What wasn't my fault:
1. I had to renew my car insurance: $360
2. I had to change my oil, rotate my tires, etc. $60
3. I had an opportunity to pick up 2 cheap credits toward my Gifted and Talented endorsement by attending this conferencing I'm blogging through at the moment. My school was generous enough to pay for my registration fees (over $200), but the credit is mine to purchase. I absolutely don't mind paying for it, it's more than fair, and I'm still getting a very good deal on the credits. It is, however, another $75 I didn't see coming.

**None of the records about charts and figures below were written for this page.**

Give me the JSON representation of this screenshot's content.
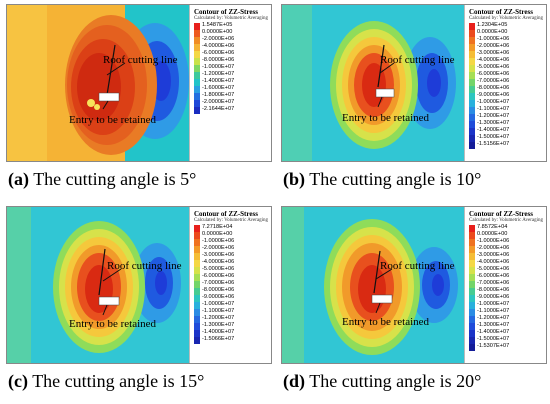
{
  "panels": [
    {
      "letter": "a",
      "caption": "The cutting angle is 5°",
      "legend_title": "Contour of ZZ-Stress",
      "legend_subtitle": "Calculated by: Volumetric Averaging",
      "legend_values": [
        "1.5487E+05",
        "0.0000E+00",
        "-2.0000E+06",
        "-4.0000E+06",
        "-6.0000E+06",
        "-8.0000E+06",
        "-1.0000E+07",
        "-1.2000E+07",
        "-1.4000E+07",
        "-1.6000E+07",
        "-1.8000E+07",
        "-2.0000E+07",
        "-2.1644E+07"
      ],
      "roof_label": "Roof cutting line",
      "entry_label": "Entry to be retained"
    },
    {
      "letter": "b",
      "caption": "The cutting angle is 10°",
      "legend_title": "Contour of ZZ-Stress",
      "legend_subtitle": "Calculated by: Volumetric Averaging",
      "legend_values": [
        "1.2304E+05",
        "0.0000E+00",
        "-1.0000E+06",
        "-2.0000E+06",
        "-3.0000E+06",
        "-4.0000E+06",
        "-5.0000E+06",
        "-6.0000E+06",
        "-7.0000E+06",
        "-8.0000E+06",
        "-9.0000E+06",
        "-1.0000E+07",
        "-1.1000E+07",
        "-1.2000E+07",
        "-1.3000E+07",
        "-1.4000E+07",
        "-1.5000E+07",
        "-1.5156E+07"
      ],
      "roof_label": "Roof cutting line",
      "entry_label": "Entry to be retained"
    },
    {
      "letter": "c",
      "caption": "The cutting angle is 15°",
      "legend_title": "Contour of ZZ-Stress",
      "legend_subtitle": "Calculated by: Volumetric Averaging",
      "legend_values": [
        "7.2718E+04",
        "0.0000E+00",
        "-1.0000E+06",
        "-2.0000E+06",
        "-3.0000E+06",
        "-4.0000E+06",
        "-5.0000E+06",
        "-6.0000E+06",
        "-7.0000E+06",
        "-8.0000E+06",
        "-9.0000E+06",
        "-1.0000E+07",
        "-1.1000E+07",
        "-1.2000E+07",
        "-1.3000E+07",
        "-1.4000E+07",
        "-1.5066E+07"
      ],
      "roof_label": "Roof cutting line",
      "entry_label": "Entry to be retained"
    },
    {
      "letter": "d",
      "caption": "The cutting angle is 20°",
      "legend_title": "Contour of ZZ-Stress",
      "legend_subtitle": "Calculated by: Volumetric Averaging",
      "legend_values": [
        "7.8572E+04",
        "0.0000E+00",
        "-1.0000E+06",
        "-2.0000E+06",
        "-3.0000E+06",
        "-4.0000E+06",
        "-5.0000E+06",
        "-6.0000E+06",
        "-7.0000E+06",
        "-8.0000E+06",
        "-9.0000E+06",
        "-1.0000E+07",
        "-1.1000E+07",
        "-1.2000E+07",
        "-1.3000E+07",
        "-1.4000E+07",
        "-1.5000E+07",
        "-1.5307E+07"
      ],
      "roof_label": "Roof cutting line",
      "entry_label": "Entry to be retained"
    }
  ],
  "colors": {
    "background_field": "#31c6d4",
    "high_stress": "#e8501e",
    "core": "#d92a12",
    "low_stress": "#1e3cd8",
    "entry": "#ffffff"
  }
}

Those three items alone crashed into the roof of my monthly budget to the height of nearly $500. Ouch, ouch, ouch. One of my teachers will a flair for the dramatic once stood in front of us and demanded, "Do you know what the most sensitive part of the human body is?" Staring around the room defiantly he paused, then reached into his back pocket and help up his wallet. "This. There are more nerves connected to a person's wallet than to any other other part of the body. Threaten a man's wallet and he gets upset and hurt very quickly." It's true. Here I am, turning off lights and water heaters and ordering side dishes and saving receipts, only to have a $500 sock to the gut. It's disappointing, discouraging, and a bit embarrassing.
There are 11 more months until my car is paid off on my current budget plan. If I have unforeseen expenses like this every month, I'll never make it. But today is payday, so it's time to take a breath, fill up my gas tank with the last of my gas money for this month, and start a new excel page for February.
Here goes nothing.
2 comments:
By the time I post this, I hope that that session is over.
And good luck! Maybe you'll just have to cut back a little on the car payments each month (by $10 or $15 each time) which will help in case another emergency comes up and will only set you back a month on completing your goal?
Don't beat yourself up too much. I consider a budget more of an ideal than a reality, it never turns out exactly the way we planned. One thing that's helped us is to have "mad money". The cash that we earn through our private lessons is never entered in the budget at all, and can be spent however we want. So we don't have to check with each other before going out with a friend, and since it's cash when it's gone you can't keep spending it!